Vendredi 4 mars 2016
Aspect international de la lutte contre les violences conjugales
Penser les violences conjugales comme un problème de sociétés suppose une approche internationale dès lors que les violences faites aux femmes et, en particulier au sein du couple, constituent un phénomène commun à tous les Etats, développés ou en voie de l'être. Pour lutter efficacement contre ce phénomène, les Etats doivent s'emparer de cette question et cesser de la considérer comme une affaire de famille, d'honneur ou de traditions. A cette fin, la philosophie des droits fondamentaux, ainsi que le droit comparé peuvent les y aider.
Matinée :
L'atteinte aux droits fondamentaux des victimes de violences conjugales
Il existe une réelle volonté internationale d'appréhender ce phénomène, une violence parmi d'autres (exploitation sexuelle, domestique, gestation pour le compte d'autrui) qui nie le statut de la femme en tant qu'être humain à part entière. Dans le couple, l'égalité et la liberté devraient profiter à chacun des membres. Mais par l'existence même des violences, cet équilibre est rompu. La victime devient vulnérable et perd son libre arbitre, sa liberté et sa dignité. Trop souvent, elle se résigne et subit.
Comment le droit et la société peuvent-ils réagir ? Comment pénétrer l'intimité du couple pour aider la victime rendue vulnérable ? Peut-on fermer les yeux alors que des enfants subissent indirectement ces violences ? Est-il réaliste de penser que l'ordre public individuel de protection puisse venir au secours des victimes et les délivrer de leur « cellule » dont les murs sont constitués de violences et de peur ?

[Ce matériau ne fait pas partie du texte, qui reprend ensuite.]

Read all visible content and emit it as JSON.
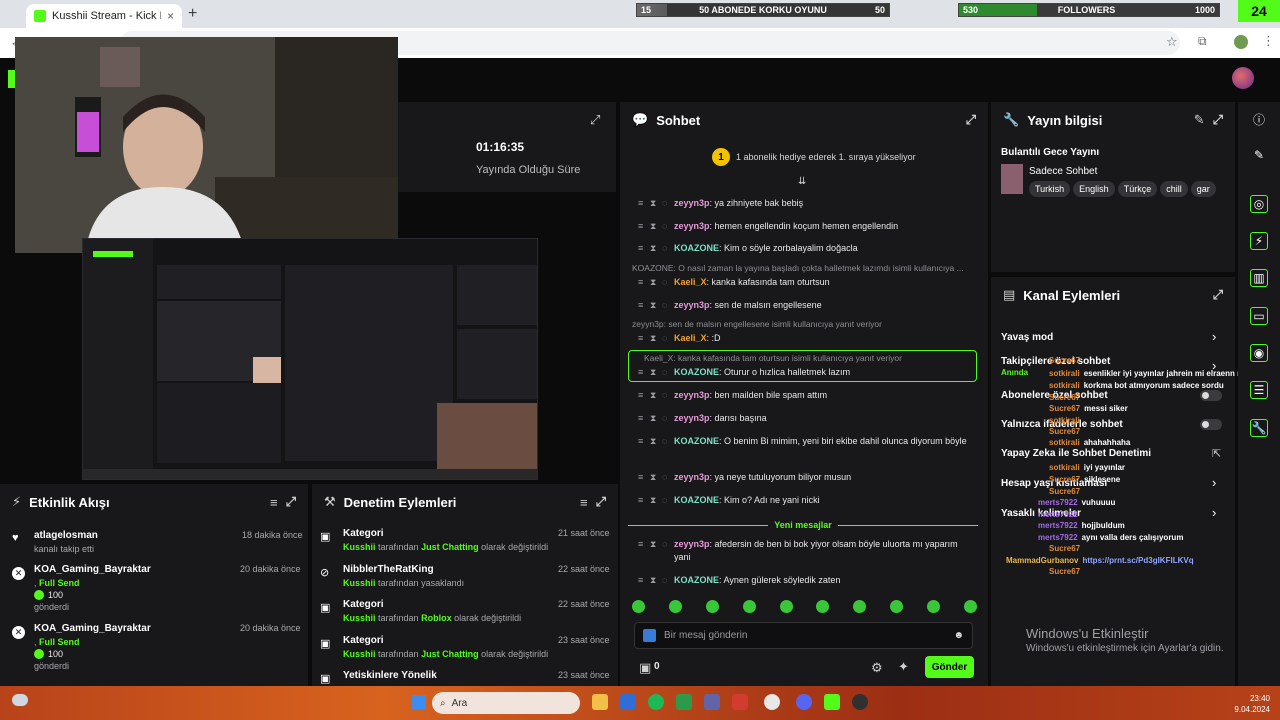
{
  "browser": {
    "tab_title": "Kusshii Stream - Kick Dashboar",
    "tab_close": "×",
    "new_tab": "+"
  },
  "overlay": {
    "goal_min": "15",
    "goal_label": "50 ABONEDE KORKU OYUNU",
    "goal_max": "50",
    "followers_min": "530",
    "followers_label": "FOLLOWERS",
    "followers_max": "1000",
    "followers_progress": 0.3,
    "kick_badge": "24"
  },
  "stats": {
    "duration_value": "01:16:35",
    "duration_label": "Yayında Olduğu Süre"
  },
  "chat": {
    "title": "Sohbet",
    "gift_banner": "1 abonelik hediye ederek 1. sıraya yükseliyor",
    "gift_badge": "1",
    "messages": [
      {
        "user": "zeyyn3p",
        "text": "ya zihniyete bak bebiş",
        "color": "#e59ad8"
      },
      {
        "user": "zeyyn3p",
        "text": "hemen engellendin koçum hemen engellendin",
        "color": "#e59ad8"
      },
      {
        "user": "KOAZONE",
        "text": "Kim o söyle zorbalayalim doğacla",
        "color": "#7be0c8"
      },
      {
        "user": "Kaeli_X",
        "text": "kanka kafasında tam oturtsun",
        "color": "#f0a030"
      },
      {
        "user": "zeyyn3p",
        "text": "sen de malsın engellesene",
        "color": "#e59ad8"
      },
      {
        "user": "Kaeli_X",
        "text": ":D",
        "color": "#f0a030"
      },
      {
        "user": "KOAZONE",
        "text": "Oturur o hızlica halletmek lazım",
        "color": "#7be0c8"
      },
      {
        "user": "zeyyn3p",
        "text": "ben mailden bile spam attım",
        "color": "#e59ad8"
      },
      {
        "user": "zeyyn3p",
        "text": "darısı başına",
        "color": "#e59ad8"
      },
      {
        "user": "KOAZONE",
        "text": "O benim Bi mimim, yeni biri ekibe dahil olunca diyorum böyle",
        "color": "#7be0c8"
      },
      {
        "user": "zeyyn3p",
        "text": "ya neye tutuluyorum biliyor musun",
        "color": "#e59ad8"
      },
      {
        "user": "KOAZONE",
        "text": "Kim o? Adı ne yani nicki",
        "color": "#7be0c8"
      },
      {
        "user": "zeyyn3p",
        "text": "afedersin de ben bi bok yiyor olsam böyle uluorta mı yaparım yani",
        "color": "#e59ad8"
      },
      {
        "user": "KOAZONE",
        "text": "Aynen gülerek söyledik zaten",
        "color": "#7be0c8"
      }
    ],
    "replies": [
      "KOAZONE: O nasıl zaman la yayına başladı çokta halletmek lazımdı isimli kullanıcıya ...",
      "zeyyn3p: sen de malsın engellesene isimli kullanıcıya yanıt veriyor",
      "Kaeli_X: kanka kafasında tam oturtsun isimli kullanıcıya yanıt veriyor"
    ],
    "new_messages": "Yeni mesajlar",
    "input_placeholder": "Bir mesaj gönderin",
    "points": "0",
    "send_label": "Gönder"
  },
  "stream_info": {
    "title": "Yayın bilgisi",
    "stream_title": "Bulantılı Gece Yayını",
    "category": "Sadece Sohbet",
    "tags": [
      "Turkish",
      "English",
      "Türkçe",
      "chill",
      "gar"
    ]
  },
  "channel_actions": {
    "title": "Kanal Eylemleri",
    "rows": [
      "Yavaş mod",
      "Takipçilere özel sohbet",
      "Anında",
      "Abonelere özel sohbet",
      "Yalnızca ifadelerle sohbet",
      "Yapay Zeka ile Sohbet Denetimi",
      "Hesap yaşı kısıtlaması",
      "Yasaklı kelimeler"
    ]
  },
  "overlay_chat": [
    {
      "user": "Sucre67",
      "text": "",
      "color": "#e08a3a"
    },
    {
      "user": "sotkirali",
      "text": "esenlikler iyi yayınlar jahrein mi elraenn mi ?",
      "color": "#e08a3a"
    },
    {
      "user": "sotkirali",
      "text": "korkma bot atmıyorum sadece sordu",
      "color": "#e08a3a"
    },
    {
      "user": "Sucre67",
      "text": "",
      "color": "#e08a3a"
    },
    {
      "user": "Sucre67",
      "text": "messi siker",
      "color": "#e08a3a"
    },
    {
      "user": "sotkirali",
      "text": "",
      "color": "#e08a3a"
    },
    {
      "user": "Sucre67",
      "text": "",
      "color": "#e08a3a"
    },
    {
      "user": "sotkirali",
      "text": "ahahahhaha",
      "color": "#e08a3a"
    },
    {
      "user": "sotkirali",
      "text": "iyi yayınlar",
      "color": "#e08a3a"
    },
    {
      "user": "Sucre67",
      "text": "siklesene",
      "color": "#e08a3a"
    },
    {
      "user": "Sucre67",
      "text": "",
      "color": "#e08a3a"
    },
    {
      "user": "merts7922",
      "text": "vuhuuuu",
      "color": "#a36ae8"
    },
    {
      "user": "merts7922",
      "text": "",
      "color": "#a36ae8"
    },
    {
      "user": "merts7922",
      "text": "hojjbuldum",
      "color": "#a36ae8"
    },
    {
      "user": "merts7922",
      "text": "aynı valla ders çalışıyorum",
      "color": "#a36ae8"
    },
    {
      "user": "Sucre67",
      "text": "",
      "color": "#e08a3a"
    },
    {
      "user": "MammadGurbanov",
      "text": "https://prnt.sc/Pd3gIKFILKVq",
      "color": "#e8b84a"
    },
    {
      "user": "Sucre67",
      "text": "",
      "color": "#e08a3a"
    }
  ],
  "activity": {
    "title": "Etkinlik Akışı",
    "events": [
      {
        "name": "atlagelosman",
        "detail": "kanalı takip etti",
        "time": "18 dakika önce"
      },
      {
        "name": "KOA_Gaming_Bayraktar",
        "tier": "Full Send",
        "amount": "100",
        "detail": "gönderdi",
        "time": "20 dakika önce"
      },
      {
        "name": "KOA_Gaming_Bayraktar",
        "tier": "Full Send",
        "amount": "100",
        "detail": "gönderdi",
        "time": "20 dakika önce"
      }
    ]
  },
  "moderation": {
    "title": "Denetim Eylemleri",
    "events": [
      {
        "title": "Kategori",
        "by": "Kusshii",
        "mid": "tarafından",
        "target": "Just Chatting",
        "end": "olarak değiştirildi",
        "time": "21 saat önce"
      },
      {
        "title": "NibblerTheRatKing",
        "by": "Kusshii",
        "mid": "tarafından yasaklandı",
        "target": "",
        "end": "",
        "time": "22 saat önce"
      },
      {
        "title": "Kategori",
        "by": "Kusshii",
        "mid": "tarafından",
        "target": "Roblox",
        "end": "olarak değiştirildi",
        "time": "22 saat önce"
      },
      {
        "title": "Kategori",
        "by": "Kusshii",
        "mid": "tarafından",
        "target": "Just Chatting",
        "end": "olarak değiştirildi",
        "time": "23 saat önce"
      },
      {
        "title": "Yetiskinlere Yönelik",
        "by": "",
        "mid": "",
        "target": "",
        "end": "",
        "time": "23 saat önce"
      }
    ]
  },
  "watermark": {
    "title": "Windows'u Etkinleştir",
    "subtitle": "Windows'u etkinleştirmek için Ayarlar'a gidin."
  },
  "taskbar": {
    "search_placeholder": "Ara",
    "time": "23:40",
    "date": "9.04.2024"
  },
  "colors": {
    "accent": "#53fc18",
    "panel": "#18181b",
    "background": "#0b0b0c"
  }
}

Sous la présidence de Monsieur Tanguy Le Marc'Hadour, Doyen de la Faculté de droit, Maître de conférences en Histoire du Droit
9 h : Accueil des participants
9 h 15 : Mot d'accueil de Monsieur Tanguy Le Marc'Hadour ;
9h 30 : « Lutte contre les violences de genre et droit international : la naissance d'une question de droits humains »

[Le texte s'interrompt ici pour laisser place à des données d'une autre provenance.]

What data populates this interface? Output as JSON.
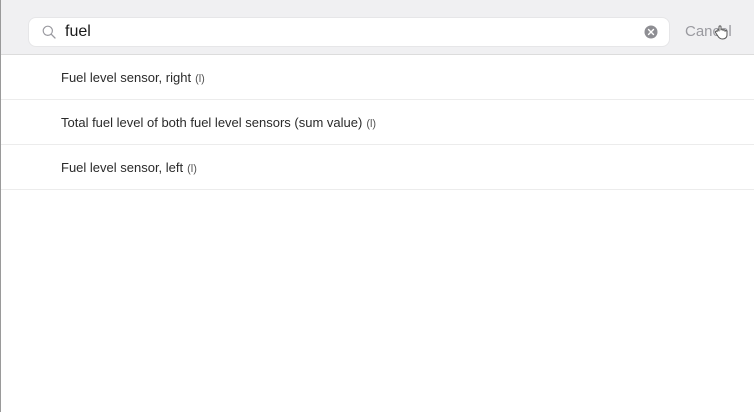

Mme Diane Roman, Professeure de droit public, Université Rabelais, Tours, Membre de l'Institut universitaire de France
10h : « L'enquête européenne de la FRA sur la violence à l'égard des femmes - une approche à la collecte de données fondée sur les droits »
Mme Sabine Springer, Programme Manager - Statistics and Surveys Freedoms and Justice Department European Union Agency for Fundamental Rights (FRA)
Questions / Pause
11h : « L'engagement de la Cour européenne des droits de l'homme dans la lutte contre les violences domestiques : quand protection rime avec effectivité »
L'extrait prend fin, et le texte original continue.